In recent years, various surgical procedures and techniques have been explored to reduce the incidence of DGE. Pyloric resection, Billroth II reconstruction, Braun's enteroenterostomy, and antecolic reconstruction may be associated with a decreased incidence of DGE, but more high-powered studies are needed in the future. Neither laparoscopic nor robotic surgery has demonstrated superiority in preventing DGE, and the use of staplers is controversial regarding whether they can reduce the incidence of DGE.

CONCLUSIONS

Despite many innovations in surgical techniques, there is no surgical procedure that is superior to others to reduce DGE. Further larger prospective randomized studies are needed.

摘要

背景

延迟性胃排空(DGE)是胰十二指肠切除术(PD)后最常见的并发症之一。
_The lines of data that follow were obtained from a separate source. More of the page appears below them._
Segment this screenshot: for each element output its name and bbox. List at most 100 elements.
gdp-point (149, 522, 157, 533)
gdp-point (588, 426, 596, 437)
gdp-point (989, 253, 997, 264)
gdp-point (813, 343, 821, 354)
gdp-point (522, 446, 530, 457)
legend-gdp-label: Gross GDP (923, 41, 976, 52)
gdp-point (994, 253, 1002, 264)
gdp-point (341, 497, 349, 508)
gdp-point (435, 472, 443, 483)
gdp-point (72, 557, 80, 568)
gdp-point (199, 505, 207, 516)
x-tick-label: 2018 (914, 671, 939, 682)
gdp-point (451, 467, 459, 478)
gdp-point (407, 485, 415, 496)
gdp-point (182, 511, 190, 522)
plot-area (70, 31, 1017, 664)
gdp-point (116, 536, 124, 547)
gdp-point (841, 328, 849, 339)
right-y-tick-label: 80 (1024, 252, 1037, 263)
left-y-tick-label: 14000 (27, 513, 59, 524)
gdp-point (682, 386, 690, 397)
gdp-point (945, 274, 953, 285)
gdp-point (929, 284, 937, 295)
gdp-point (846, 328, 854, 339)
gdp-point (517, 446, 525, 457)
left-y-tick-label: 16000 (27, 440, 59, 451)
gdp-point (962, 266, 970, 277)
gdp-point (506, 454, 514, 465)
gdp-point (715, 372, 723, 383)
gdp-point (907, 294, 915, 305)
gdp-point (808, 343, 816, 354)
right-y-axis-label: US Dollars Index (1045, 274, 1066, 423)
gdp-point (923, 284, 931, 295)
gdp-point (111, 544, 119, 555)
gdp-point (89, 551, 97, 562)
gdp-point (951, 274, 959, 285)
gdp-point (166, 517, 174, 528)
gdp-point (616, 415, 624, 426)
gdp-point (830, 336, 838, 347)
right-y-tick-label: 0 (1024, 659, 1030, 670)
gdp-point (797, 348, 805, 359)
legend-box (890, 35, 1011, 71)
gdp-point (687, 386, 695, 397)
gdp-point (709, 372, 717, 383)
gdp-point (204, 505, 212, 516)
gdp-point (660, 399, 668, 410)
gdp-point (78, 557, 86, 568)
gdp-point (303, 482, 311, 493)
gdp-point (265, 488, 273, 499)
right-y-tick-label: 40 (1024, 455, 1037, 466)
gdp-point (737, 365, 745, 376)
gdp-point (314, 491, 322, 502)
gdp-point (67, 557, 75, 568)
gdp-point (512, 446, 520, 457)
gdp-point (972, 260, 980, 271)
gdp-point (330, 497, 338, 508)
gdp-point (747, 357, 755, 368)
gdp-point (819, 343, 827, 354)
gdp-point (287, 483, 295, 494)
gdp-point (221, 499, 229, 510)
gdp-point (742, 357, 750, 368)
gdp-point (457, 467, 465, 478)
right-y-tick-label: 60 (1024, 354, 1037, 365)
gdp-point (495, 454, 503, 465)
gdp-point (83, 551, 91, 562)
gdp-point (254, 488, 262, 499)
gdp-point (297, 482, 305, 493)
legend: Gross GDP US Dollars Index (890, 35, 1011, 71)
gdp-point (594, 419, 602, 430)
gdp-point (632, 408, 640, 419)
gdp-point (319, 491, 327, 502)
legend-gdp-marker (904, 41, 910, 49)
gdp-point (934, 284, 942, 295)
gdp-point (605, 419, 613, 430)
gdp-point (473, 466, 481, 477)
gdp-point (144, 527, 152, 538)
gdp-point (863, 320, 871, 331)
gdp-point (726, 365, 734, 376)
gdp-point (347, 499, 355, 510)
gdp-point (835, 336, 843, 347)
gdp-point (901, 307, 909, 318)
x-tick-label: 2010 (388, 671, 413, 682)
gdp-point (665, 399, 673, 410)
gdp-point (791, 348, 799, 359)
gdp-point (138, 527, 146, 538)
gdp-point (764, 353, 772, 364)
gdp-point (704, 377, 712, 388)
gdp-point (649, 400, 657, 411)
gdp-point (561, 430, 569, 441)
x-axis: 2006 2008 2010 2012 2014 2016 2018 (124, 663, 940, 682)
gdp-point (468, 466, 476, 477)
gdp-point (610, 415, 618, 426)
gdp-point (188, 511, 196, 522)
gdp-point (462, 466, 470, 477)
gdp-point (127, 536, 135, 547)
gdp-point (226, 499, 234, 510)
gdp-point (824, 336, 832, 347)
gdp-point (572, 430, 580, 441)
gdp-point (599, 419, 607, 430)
DGE 代表胃动力受损而无明显机械梗阻,并与住院时间延长、医疗费用增加和高再入院率相关。我们回顾了已发表的关于各种技术改良以降低 DGE 发生率的研究。

资料来源

通过在 PubMed 上搜索截至 2022 年 12 月发表的相关文章,确定了研究。使用了以下搜索词:“胰十二指肠切除术”、“胰肠吻合术”、“胰胃吻合术”、“胃排空”、“胃轻瘫”和“术后并发症”。搜索仅限于英文出版物。通过对关键文章的参考文献进行手动搜索,还确定了其他文章。

结果

近年来,已经探索了各种手术程序和技术来降低 DGE 的发生率。幽门切除术、Billroth II 重建、Braun 肠肠吻合术和结肠前重建可能与 DGE 发生率降低相关,但未来需要更多的高影响力研究。腹腔镜或机器人手术在预防 DGE 方面均未显示出优势,吻合器的使用在是否可以降低 DGE 发生率方面存在争议。

结论

尽管在手术技术方面有许多创新,但没有一种手术程序可以优于其他手术来降低 DGE。需要进一步进行更大规模的前瞻性随机研究。